Persistent Homology for High-dimensional Data Based on Spectral Methods
This addresses the challenge of topological analysis in high-dimensional datasets like genomics, offering a robust solution for researchers in computational biology and data science, though it builds on existing spectral methods.
The paper tackles the problem of persistent homology failing to detect correct topology in high-dimensional noisy data by proposing spectral distances on k-nearest-neighbor graphs, such as diffusion distance and effective resistance, and demonstrates robust detection of cell cycle loops in single-cell RNA-sequencing data.

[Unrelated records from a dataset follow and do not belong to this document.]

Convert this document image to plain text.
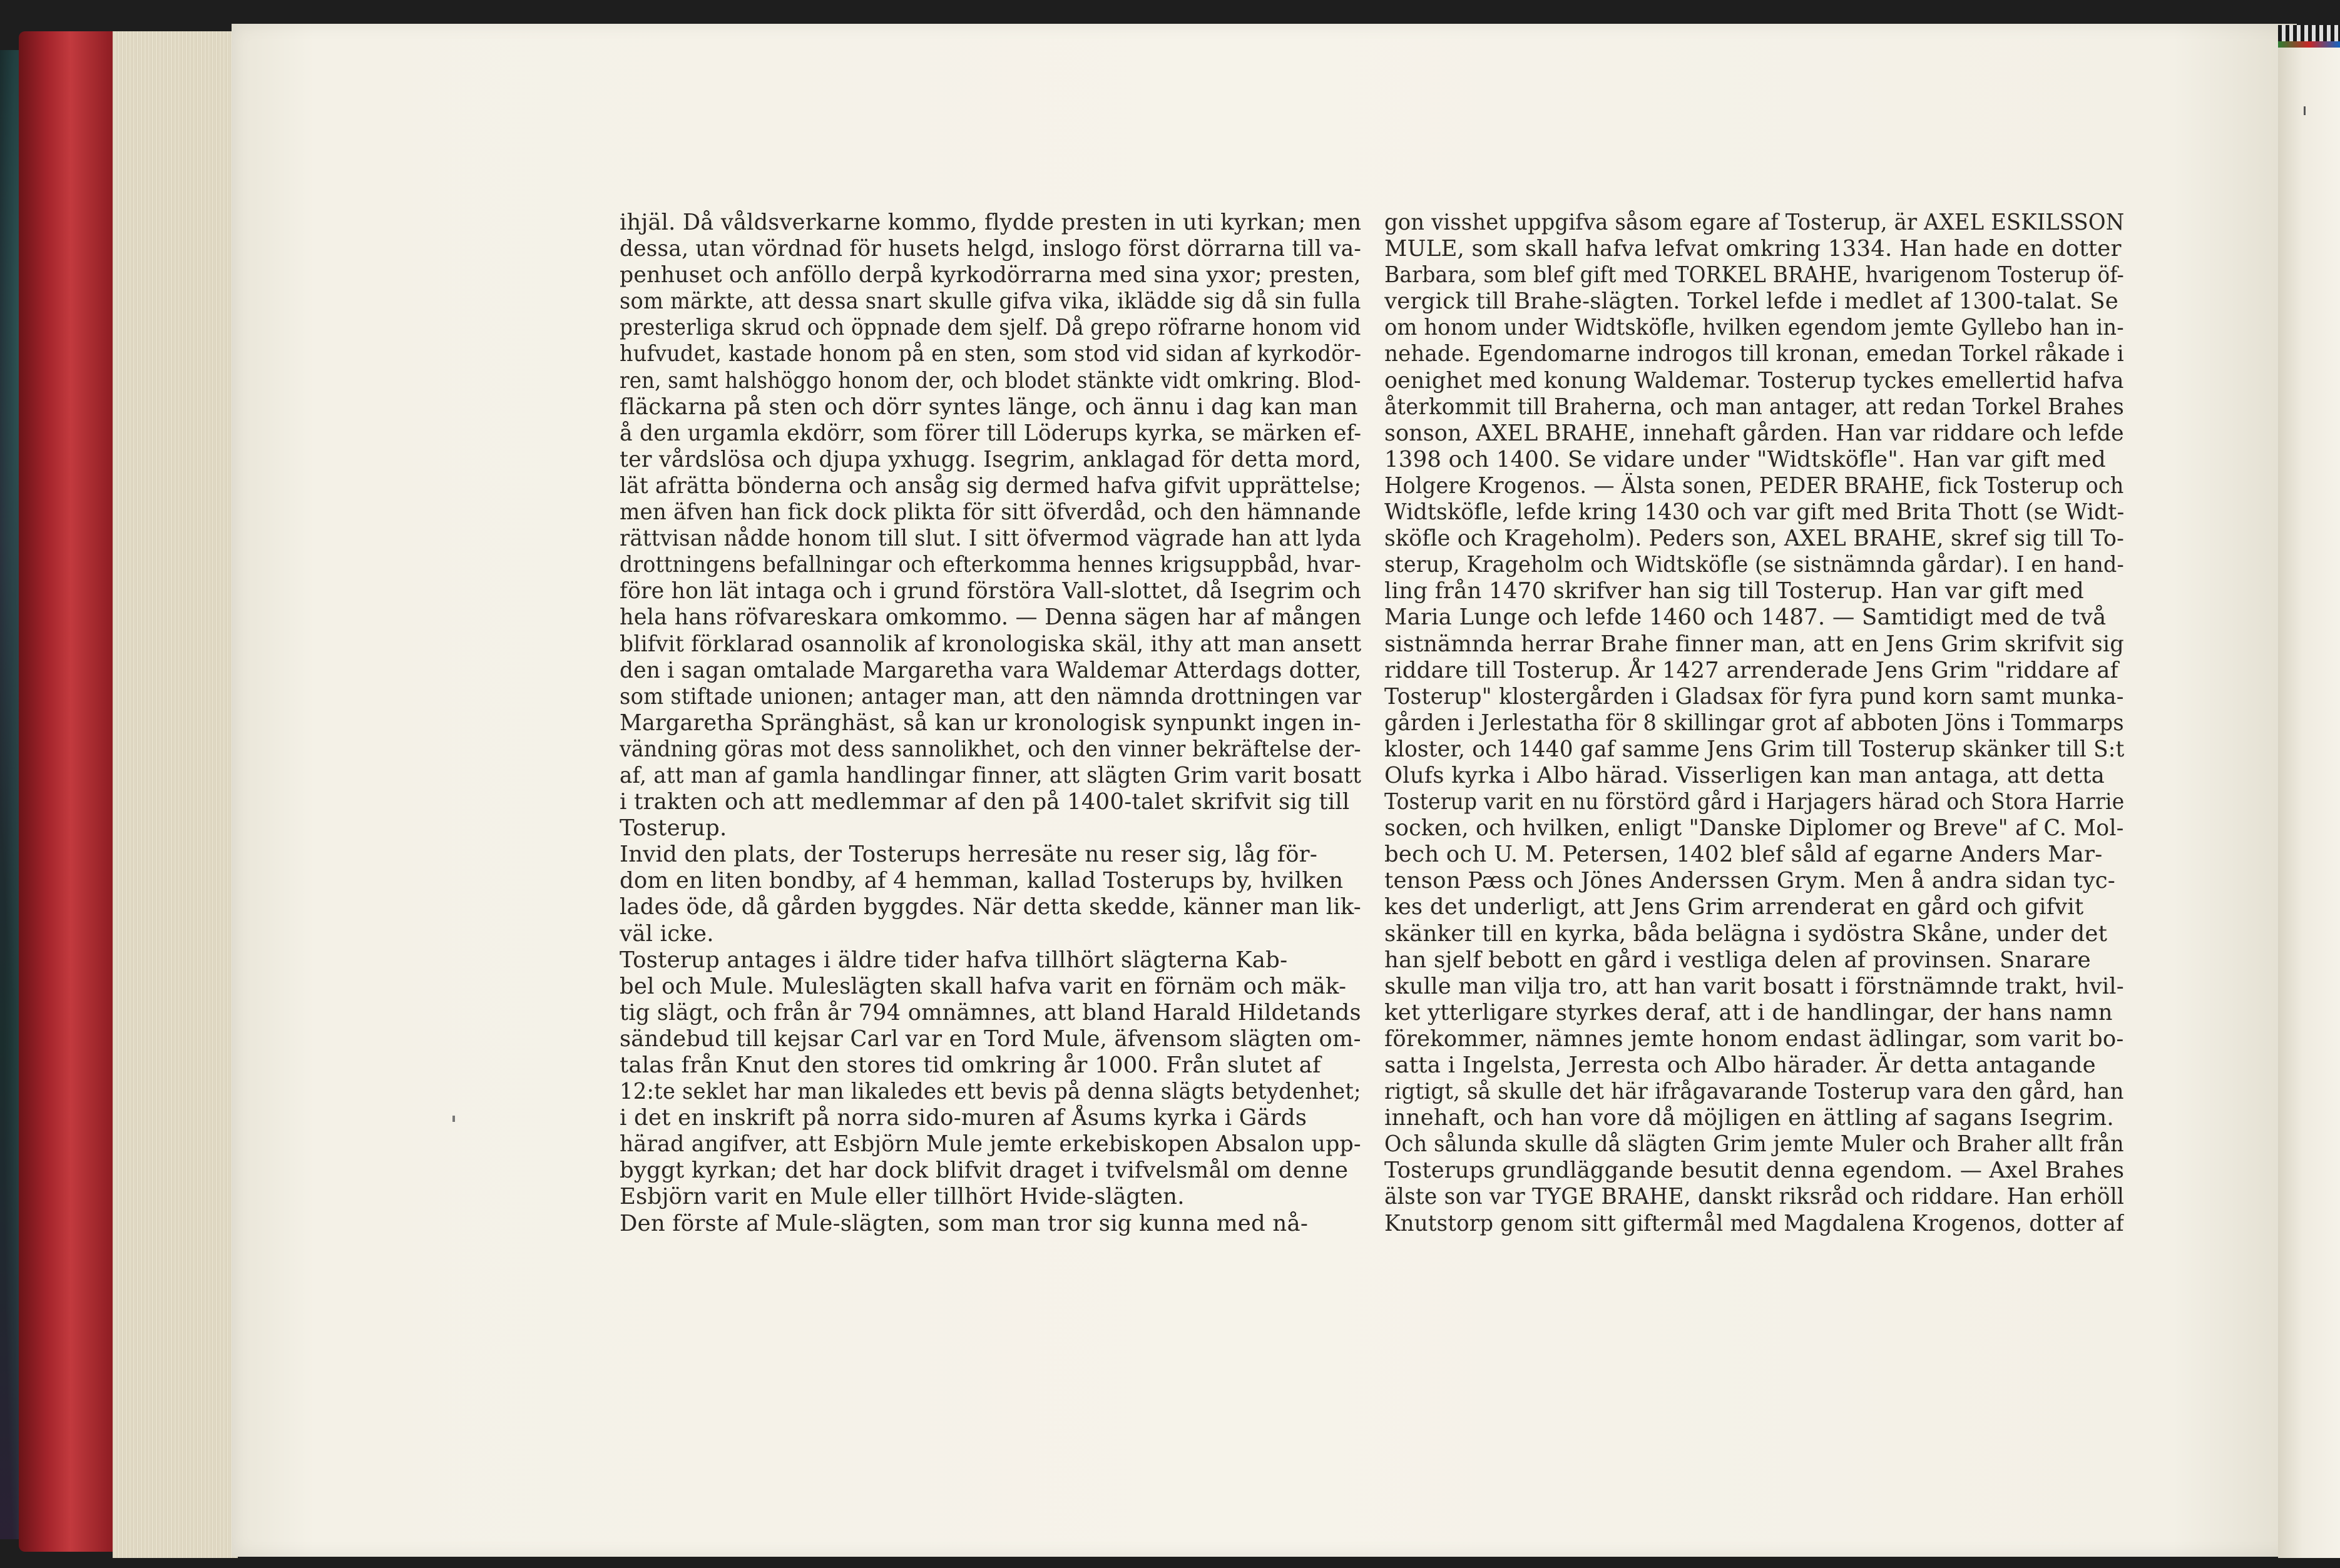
ihjäl. Då våldsverkarne kommo, flydde presten in uti kyrkan; men
dessa, utan vördnad för husets helgd, inslogo först dörrarna till va-
penhuset och anföllo derpå kyrkodörrarna med sina yxor; presten,
som märkte, att dessa snart skulle gifva vika, iklädde sig då sin fulla
presterliga skrud och öppnade dem sjelf. Då grepo röfrarne honom vid
hufvudet, kastade honom på en sten, som stod vid sidan af kyrkodör-
ren, samt halshöggo honom der, och blodet stänkte vidt omkring. Blod-
fläckarna på sten och dörr syntes länge, och ännu i dag kan man
å den urgamla ekdörr, som förer till Löderups kyrka, se märken ef-
ter vårdslösa och djupa yxhugg. Isegrim, anklagad för detta mord,
lät afrätta bönderna och ansåg sig dermed hafva gifvit upprättelse;
men äfven han fick dock plikta för sitt öfverdåd, och den hämnande
rättvisan nådde honom till slut. I sitt öfvermod vägrade han att lyda
drottningens befallningar och efterkomma hennes krigsuppbåd, hvar-
före hon lät intaga och i grund förstöra Vall-slottet, då Isegrim och
hela hans röfvareskara omkommo. — Denna sägen har af mången
blifvit förklarad osannolik af kronologiska skäl, ithy att man ansett
den i sagan omtalade Margaretha vara Waldemar Atterdags dotter,
som stiftade unionen; antager man, att den nämnda drottningen var
Margaretha Spränghäst, så kan ur kronologisk synpunkt ingen in-
vändning göras mot dess sannolikhet, och den vinner bekräftelse der-
af, att man af gamla handlingar finner, att slägten Grim varit bosatt
i trakten och att medlemmar af den på 1400-talet skrifvit sig till
Tosterup.
Invid den plats, der Tosterups herresäte nu reser sig, låg för-
dom en liten bondby, af 4 hemman, kallad Tosterups by, hvilken
lades öde, då gården byggdes. När detta skedde, känner man lik-
väl icke.
Tosterup antages i äldre tider hafva tillhört slägterna Kab-
bel och Mule. Muleslägten skall hafva varit en förnäm och mäk-
tig slägt, och från år 794 omnämnes, att bland Harald Hildetands
sändebud till kejsar Carl var en Tord Mule, äfvensom slägten om-
talas från Knut den stores tid omkring år 1000. Från slutet af
12:te seklet har man likaledes ett bevis på denna slägts betydenhet;
i det en inskrift på norra sido-muren af Åsums kyrka i Gärds
härad angifver, att Esbjörn Mule jemte erkebiskopen Absalon upp-
byggt kyrkan; det har dock blifvit draget i tvifvelsmål om denne
Esbjörn varit en Mule eller tillhört Hvide-slägten.
Den förste af Mule-slägten, som man tror sig kunna med nå-
gon visshet uppgifva såsom egare af Tosterup, är AXEL ESKILSSON
MULE, som skall hafva lefvat omkring 1334. Han hade en dotter
Barbara, som blef gift med TORKEL BRAHE, hvarigenom Tosterup öf-
vergick till Brahe-slägten. Torkel lefde i medlet af 1300-talat. Se
om honom under Widtsköfle, hvilken egendom jemte Gyllebo han in-
nehade. Egendomarne indrogos till kronan, emedan Torkel råkade i
oenighet med konung Waldemar. Tosterup tyckes emellertid hafva
återkommit till Braherna, och man antager, att redan Torkel Brahes
sonson, AXEL BRAHE, innehaft gården. Han var riddare och lefde
1398 och 1400. Se vidare under "Widtsköfle". Han var gift med
Holgere Krogenos. — Älsta sonen, PEDER BRAHE, fick Tosterup och
Widtsköfle, lefde kring 1430 och var gift med Brita Thott (se Widt-
sköfle och Krageholm). Peders son, AXEL BRAHE, skref sig till To-
sterup, Krageholm och Widtsköfle (se sistnämnda gårdar). I en hand-
ling från 1470 skrifver han sig till Tosterup. Han var gift med
Maria Lunge och lefde 1460 och 1487. — Samtidigt med de två
sistnämnda herrar Brahe finner man, att en Jens Grim skrifvit sig
riddare till Tosterup. År 1427 arrenderade Jens Grim "riddare af
Tosterup" klostergården i Gladsax för fyra pund korn samt munka-
gården i Jerlestatha för 8 skillingar grot af abboten Jöns i Tommarps
kloster, och 1440 gaf samme Jens Grim till Tosterup skänker till S:t
Olufs kyrka i Albo härad. Visserligen kan man antaga, att detta
Tosterup varit en nu förstörd gård i Harjagers härad och Stora Harrie
socken, och hvilken, enligt "Danske Diplomer og Breve" af C. Mol-
bech och U. M. Petersen, 1402 blef såld af egarne Anders Mar-
tenson Pæss och Jönes Anderssen Grym. Men å andra sidan tyc-
kes det underligt, att Jens Grim arrenderat en gård och gifvit
skänker till en kyrka, båda belägna i sydöstra Skåne, under det
han sjelf bebott en gård i vestliga delen af provinsen. Snarare
skulle man vilja tro, att han varit bosatt i förstnämnde trakt, hvil-
ket ytterligare styrkes deraf, att i de handlingar, der hans namn
förekommer, nämnes jemte honom endast ädlingar, som varit bo-
satta i Ingelsta, Jerresta och Albo härader. Är detta antagande
rigtigt, så skulle det här ifrågavarande Tosterup vara den gård, han
innehaft, och han vore då möjligen en ättling af sagans Isegrim.
Och sålunda skulle då slägten Grim jemte Muler och Braher allt från
Tosterups grundläggande besutit denna egendom. — Axel Brahes
älste son var TYGE BRAHE, danskt riksråd och riddare. Han erhöll
Knutstorp genom sitt giftermål med Magdalena Krogenos, dotter af
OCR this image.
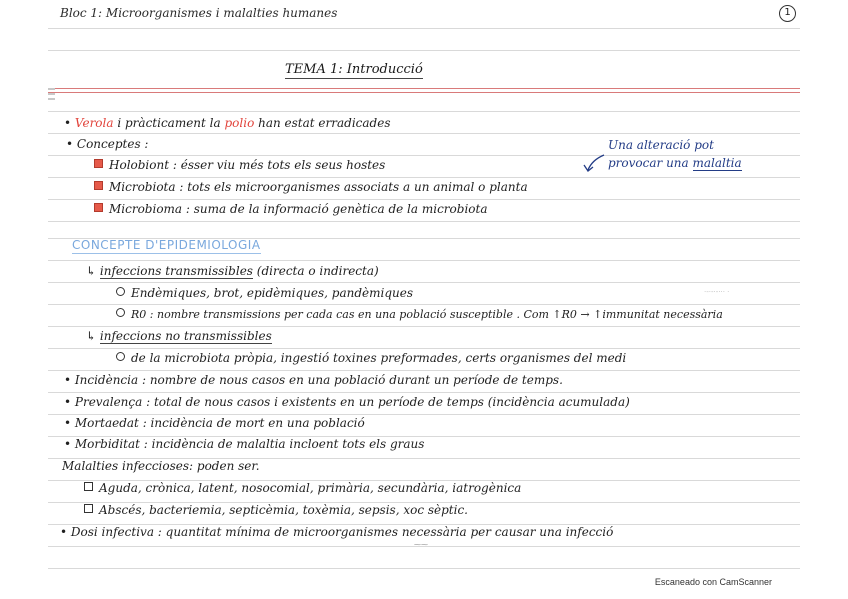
Bloc 1: Microorganismes i malalties humanes	1
TEMA 1: Introducció
• Verola i pràcticament la polio han estat erradicades
• Conceptes :
Holobiont : ésser viu més tots els seus hostes
Microbiota : tots els microorganismes associats a un animal o planta
Microbioma : suma de la informació genètica de la microbiota
Una alteració pot
provocar una malaltia
CONCEPTE D'EPIDEMIOLOGIA
↳ infeccions transmissibles (directa o indirecta)
Endèmiques, brot, epidèmiques, pandèmiques	·-·-·-··· ·
R0 : nombre transmissions per cada cas en una població susceptible . Com ↑R0 → ↑immunitat necessària
↳ infeccions no transmissibles
de la microbiota pròpia, ingestió toxines preformades, certs organismes del medi
• Incidència : nombre de nous casos en una població durant un període de temps.
• Prevalença : total de nous casos i existents en un període de temps (incidència acumulada)
• Mortaedat : incidència de mort en una població
• Morbiditat : incidència de malaltia incloent tots els graus
Malalties infeccioses: poden ser.
Aguda, crònica, latent, nosocomial, primària, secundària, iatrogènica
Abscés, bacteriemia, septicèmia, toxèmia, sepsis, xoc sèptic.
• Dosi infectiva : quantitat mínima de microorganismes necessària per causar una infecció
⁓⁓
Escaneado con CamScanner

Persistent homology is a popular computational tool for analyzing the topology of point clouds, such as the presence of loops or voids. However, many real-world datasets with low intrinsic dimensionality reside in an ambient space of much higher dimensionality. We show that in this case traditional persistent homology becomes very sensitive to noise and fails to detect the correct topology. The same holds true for existing refinements of persistent homology. As a remedy, we find that spectral distances on the k-nearest-neighbor graph of the data, such as diffusion distance and effective resistance, allow to detect the correct topology even in the presence of high-dimensional noise. Moreover, we derive a novel closed-form formula for effective resistance, and describe its relation to diffusion distances. Finally, we apply these methods to high-dimensional single-cell RNA-sequencing data and show that spectral distances allow robust detection of cell cycle loops.